The authors suggested that the findings could be due to the potential direct effect of vitamin D on the brain. Given the structural and functional brain changes seen in late-life depression, vitamin D may have a protective effect in reducing the effect of these changes. Similarly, other studies have shown that vitamin D status has also been linked other degenerative diseases that affect the brain such as dementia, Parkinson’s disease and Multiple Sclerosis.

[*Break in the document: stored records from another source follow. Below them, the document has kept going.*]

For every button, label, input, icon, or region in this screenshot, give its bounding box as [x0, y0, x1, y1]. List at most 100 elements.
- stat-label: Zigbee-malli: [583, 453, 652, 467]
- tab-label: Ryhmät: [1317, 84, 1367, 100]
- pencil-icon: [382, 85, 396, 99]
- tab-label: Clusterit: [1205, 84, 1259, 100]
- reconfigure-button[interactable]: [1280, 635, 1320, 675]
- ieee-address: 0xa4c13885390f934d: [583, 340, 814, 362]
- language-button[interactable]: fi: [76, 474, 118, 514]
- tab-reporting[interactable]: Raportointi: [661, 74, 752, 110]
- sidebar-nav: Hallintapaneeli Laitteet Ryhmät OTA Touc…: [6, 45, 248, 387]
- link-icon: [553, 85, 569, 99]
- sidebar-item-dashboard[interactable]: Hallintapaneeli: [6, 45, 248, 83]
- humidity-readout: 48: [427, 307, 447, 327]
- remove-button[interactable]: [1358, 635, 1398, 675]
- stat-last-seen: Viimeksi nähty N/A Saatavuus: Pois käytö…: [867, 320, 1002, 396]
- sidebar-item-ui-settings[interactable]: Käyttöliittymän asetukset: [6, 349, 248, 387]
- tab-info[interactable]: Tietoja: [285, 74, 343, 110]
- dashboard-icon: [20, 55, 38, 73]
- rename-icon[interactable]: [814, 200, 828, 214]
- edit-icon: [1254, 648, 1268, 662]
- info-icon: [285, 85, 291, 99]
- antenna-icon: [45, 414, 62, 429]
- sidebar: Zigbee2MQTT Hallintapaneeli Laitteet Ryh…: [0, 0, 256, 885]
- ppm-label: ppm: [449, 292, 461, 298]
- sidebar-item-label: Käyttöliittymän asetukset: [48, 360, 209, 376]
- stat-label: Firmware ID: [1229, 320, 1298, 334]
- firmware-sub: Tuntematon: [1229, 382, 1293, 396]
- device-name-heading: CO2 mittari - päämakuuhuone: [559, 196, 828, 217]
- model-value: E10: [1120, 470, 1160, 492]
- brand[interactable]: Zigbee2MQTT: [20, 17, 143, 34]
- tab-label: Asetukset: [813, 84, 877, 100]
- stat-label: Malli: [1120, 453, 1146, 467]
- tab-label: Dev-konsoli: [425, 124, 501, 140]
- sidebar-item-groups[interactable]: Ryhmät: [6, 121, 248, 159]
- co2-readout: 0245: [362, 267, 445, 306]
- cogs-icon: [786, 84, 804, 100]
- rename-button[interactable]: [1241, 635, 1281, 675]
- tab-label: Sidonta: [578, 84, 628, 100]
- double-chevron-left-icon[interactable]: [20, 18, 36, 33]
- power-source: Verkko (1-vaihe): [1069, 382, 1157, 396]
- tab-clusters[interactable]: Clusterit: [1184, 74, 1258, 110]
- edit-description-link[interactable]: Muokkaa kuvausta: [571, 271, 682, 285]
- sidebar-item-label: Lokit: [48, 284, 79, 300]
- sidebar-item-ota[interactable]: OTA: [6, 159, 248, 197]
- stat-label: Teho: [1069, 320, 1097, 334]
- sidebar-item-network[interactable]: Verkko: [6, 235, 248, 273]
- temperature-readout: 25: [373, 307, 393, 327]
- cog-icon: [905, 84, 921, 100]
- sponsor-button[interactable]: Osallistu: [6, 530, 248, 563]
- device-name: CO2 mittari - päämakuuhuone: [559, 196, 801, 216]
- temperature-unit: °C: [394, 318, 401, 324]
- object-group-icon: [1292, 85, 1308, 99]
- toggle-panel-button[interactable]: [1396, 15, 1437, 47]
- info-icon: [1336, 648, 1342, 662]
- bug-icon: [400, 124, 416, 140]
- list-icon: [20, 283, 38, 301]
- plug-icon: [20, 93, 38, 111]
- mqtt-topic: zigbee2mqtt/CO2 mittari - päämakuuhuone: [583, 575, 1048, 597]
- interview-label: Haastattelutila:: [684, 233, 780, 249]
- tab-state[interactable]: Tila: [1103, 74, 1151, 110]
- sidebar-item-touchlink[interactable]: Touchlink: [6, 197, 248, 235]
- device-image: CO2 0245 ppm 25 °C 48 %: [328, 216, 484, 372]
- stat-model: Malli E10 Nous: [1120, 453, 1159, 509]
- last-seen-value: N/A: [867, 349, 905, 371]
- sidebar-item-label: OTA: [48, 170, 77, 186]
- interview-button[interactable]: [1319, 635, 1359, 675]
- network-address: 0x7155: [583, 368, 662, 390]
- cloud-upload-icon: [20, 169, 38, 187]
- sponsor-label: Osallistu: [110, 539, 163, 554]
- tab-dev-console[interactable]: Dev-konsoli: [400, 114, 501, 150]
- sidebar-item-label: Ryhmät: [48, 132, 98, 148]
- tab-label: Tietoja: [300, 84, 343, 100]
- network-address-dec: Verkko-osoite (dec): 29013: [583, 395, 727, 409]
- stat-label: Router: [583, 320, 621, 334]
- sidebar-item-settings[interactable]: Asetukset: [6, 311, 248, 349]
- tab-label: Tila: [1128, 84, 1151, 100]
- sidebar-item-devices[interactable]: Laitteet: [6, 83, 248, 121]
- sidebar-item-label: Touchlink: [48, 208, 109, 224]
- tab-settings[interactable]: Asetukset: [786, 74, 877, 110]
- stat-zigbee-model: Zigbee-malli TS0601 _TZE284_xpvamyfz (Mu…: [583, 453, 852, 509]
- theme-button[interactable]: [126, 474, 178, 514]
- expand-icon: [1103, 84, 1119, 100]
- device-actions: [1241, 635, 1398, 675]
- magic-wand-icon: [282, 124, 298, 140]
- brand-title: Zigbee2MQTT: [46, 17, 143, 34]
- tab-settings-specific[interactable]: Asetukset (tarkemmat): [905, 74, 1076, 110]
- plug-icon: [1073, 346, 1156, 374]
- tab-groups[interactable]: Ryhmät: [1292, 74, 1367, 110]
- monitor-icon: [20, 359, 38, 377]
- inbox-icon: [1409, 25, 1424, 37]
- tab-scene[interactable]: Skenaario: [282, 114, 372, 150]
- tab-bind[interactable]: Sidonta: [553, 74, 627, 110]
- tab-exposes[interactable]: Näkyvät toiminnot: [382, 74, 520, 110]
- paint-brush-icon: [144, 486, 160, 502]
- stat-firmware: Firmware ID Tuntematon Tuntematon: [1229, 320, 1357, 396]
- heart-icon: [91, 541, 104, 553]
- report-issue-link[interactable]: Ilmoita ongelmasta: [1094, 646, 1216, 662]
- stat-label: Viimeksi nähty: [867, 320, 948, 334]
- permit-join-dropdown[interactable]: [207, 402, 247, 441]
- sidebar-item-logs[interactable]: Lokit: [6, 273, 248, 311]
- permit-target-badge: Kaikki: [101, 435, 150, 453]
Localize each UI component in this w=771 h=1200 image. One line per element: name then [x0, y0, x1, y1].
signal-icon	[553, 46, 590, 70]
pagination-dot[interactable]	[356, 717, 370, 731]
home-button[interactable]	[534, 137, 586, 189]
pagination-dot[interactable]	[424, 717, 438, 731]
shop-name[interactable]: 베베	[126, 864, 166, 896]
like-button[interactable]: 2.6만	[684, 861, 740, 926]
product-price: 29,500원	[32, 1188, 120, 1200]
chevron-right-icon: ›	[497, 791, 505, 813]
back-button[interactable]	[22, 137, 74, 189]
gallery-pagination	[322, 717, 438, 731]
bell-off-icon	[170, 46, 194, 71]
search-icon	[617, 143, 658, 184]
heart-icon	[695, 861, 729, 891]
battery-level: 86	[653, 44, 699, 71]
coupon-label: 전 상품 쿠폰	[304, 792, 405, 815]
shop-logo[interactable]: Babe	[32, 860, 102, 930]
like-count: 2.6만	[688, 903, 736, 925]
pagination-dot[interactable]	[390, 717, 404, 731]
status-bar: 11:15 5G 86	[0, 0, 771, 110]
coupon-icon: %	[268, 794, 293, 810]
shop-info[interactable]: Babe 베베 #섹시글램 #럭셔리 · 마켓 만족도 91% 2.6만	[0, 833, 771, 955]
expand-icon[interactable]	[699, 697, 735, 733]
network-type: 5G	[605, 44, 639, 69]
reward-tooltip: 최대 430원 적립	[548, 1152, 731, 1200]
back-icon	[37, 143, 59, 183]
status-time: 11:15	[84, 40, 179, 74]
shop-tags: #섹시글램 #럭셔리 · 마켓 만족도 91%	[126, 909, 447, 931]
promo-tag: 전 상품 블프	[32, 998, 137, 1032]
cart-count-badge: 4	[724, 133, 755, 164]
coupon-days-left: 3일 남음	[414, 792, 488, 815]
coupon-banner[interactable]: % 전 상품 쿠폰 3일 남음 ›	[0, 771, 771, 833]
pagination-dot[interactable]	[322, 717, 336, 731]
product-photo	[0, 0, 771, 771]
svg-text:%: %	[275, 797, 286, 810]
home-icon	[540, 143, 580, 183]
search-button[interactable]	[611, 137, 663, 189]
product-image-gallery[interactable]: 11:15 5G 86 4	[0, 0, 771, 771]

Principal Investigator at TILDA Prof Rose Anne Kenny said: “The new finding that the development of depression could potentially be attenuated by having a higher vitamin D status could have significant policy and practice implications for Government and health services.”

“TILDA has consistently assisted policy makers by providing strong evidence-based data on which to make recommendations but also by assisting with information of most vulnerable people and therefore those who should be targeted”, she said.

Kenny said that it was TILDA’s responsibility “to now ascertain whether supplementation will influence depression”.

TILDA is funded by the Department of Health, Irish Life and The Atlantic Philanthropies.